Okay, let's set the record straight. We’ve had our negative sentiments about the Acura RLX for some time. We haven't exactly been shy about it either, having sent it to the crusher not once, but twice—the second instance coming after Acura loaned us one in order to see if that’s really how we felt. It’s not that the RLX is a bad car, it’s just that as a flagship, it outlines a character for Acura that we don’t think resonates well with customers. Unfortunately, sales numbers back us up.
The reason it’s unfortunate is because you can tell how much work Acura put into the RLX, making the hardware as bulletproof as you'd expect out of a Honda Accord that'll last past the 250,000-mile mark and keep going despite the RLX having luxury toys that end up being weak points for reliability in other like cars.

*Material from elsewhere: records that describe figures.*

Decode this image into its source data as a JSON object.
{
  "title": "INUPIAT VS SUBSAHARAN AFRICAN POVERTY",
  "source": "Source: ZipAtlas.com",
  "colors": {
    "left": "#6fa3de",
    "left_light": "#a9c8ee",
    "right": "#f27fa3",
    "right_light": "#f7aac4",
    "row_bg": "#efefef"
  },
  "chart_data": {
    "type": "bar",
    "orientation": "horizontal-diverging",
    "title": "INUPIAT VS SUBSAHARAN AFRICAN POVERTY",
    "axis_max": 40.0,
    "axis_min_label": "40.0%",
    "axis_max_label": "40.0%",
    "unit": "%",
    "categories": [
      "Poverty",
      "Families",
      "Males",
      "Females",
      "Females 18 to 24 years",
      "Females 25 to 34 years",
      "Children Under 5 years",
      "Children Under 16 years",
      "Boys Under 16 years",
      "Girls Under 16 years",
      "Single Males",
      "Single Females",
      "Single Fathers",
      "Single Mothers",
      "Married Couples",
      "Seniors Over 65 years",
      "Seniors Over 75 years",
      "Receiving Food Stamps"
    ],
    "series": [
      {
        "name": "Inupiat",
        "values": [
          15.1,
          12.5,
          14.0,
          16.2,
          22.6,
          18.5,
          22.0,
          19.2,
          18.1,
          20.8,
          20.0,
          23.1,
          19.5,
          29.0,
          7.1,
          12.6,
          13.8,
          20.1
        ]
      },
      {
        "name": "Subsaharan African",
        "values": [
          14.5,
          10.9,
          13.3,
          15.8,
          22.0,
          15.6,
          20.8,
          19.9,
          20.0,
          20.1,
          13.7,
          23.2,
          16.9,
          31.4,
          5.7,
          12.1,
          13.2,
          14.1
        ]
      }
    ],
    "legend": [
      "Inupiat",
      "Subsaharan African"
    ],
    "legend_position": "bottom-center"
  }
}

However, Acura realizes that being the nice guy or girl doesn't always attract the significant other, and to avoid finishing last, it has just refreshed the RLX and will send a copy to Monterey Auto Week to aggressively market to the high-end crowd. The newfound boldness embodied in the diamond pentagon grille is part of Acura’s new push for more a modern and radical design that it hopes will attract customers.
Previously, Infiniti and Lexus built subdued-looking cars and it wasn’t until designers got wild with their lines that the pace at the factory had to be picked up. Acura would love that problem and its new nose is an attempt at that. Aside from the front end, not much else changes on the aesthetic side of things aside from the sculpted hood, new wheels, LED taillights, dual exhaust finishers, and a gloss black rear diffuser. Three new exterior colors are also available for order and the interior gets upgraded touchpoints as well as redesigned seats. Mostly, we’re interested in the hardware because the RLX packs an NSX punch if the owner spec's it the right way.
Buyers not satisfied with the 3.5-liter V6 pushing 310 horsepower to the front wheels via a 10-speed auto can opt to keep that engine but supplement it with a three-motor hybrid system that turns the RLX into an all-wheel drive machine. Two of the motors are responsible for propelling the back wheels while a third sends power to the front by pumping torque through the transmission. That increases total system output to 377 horsepower and, together with the standard four-wheel steering system, makes the RLX a joy to drive for the long haul. Everything else you can think to need is probably bundled under the AcuraWatch suite of drive aids.
That umbrella covers everything including lane-keep assist, adaptive cruise control, Traffic Jam Assist (extends cruise control so that it works in stop and go traffic), and automatic emergency braking. Buyers who spring for the hybrid model are treated to a premium Krell sound system, parking sensors, for lights, remote start, heated and cooled front seats with heated rears, and a surround view camera to go with the additional horsepower. Prices haven't been announced yet and will be as the car's November release date approaches. It seems Acura may have pulled together the RLX right this time, or so we hope. All we needed was evidence that our $60k+ was going towards something other than the drivetrain and quality.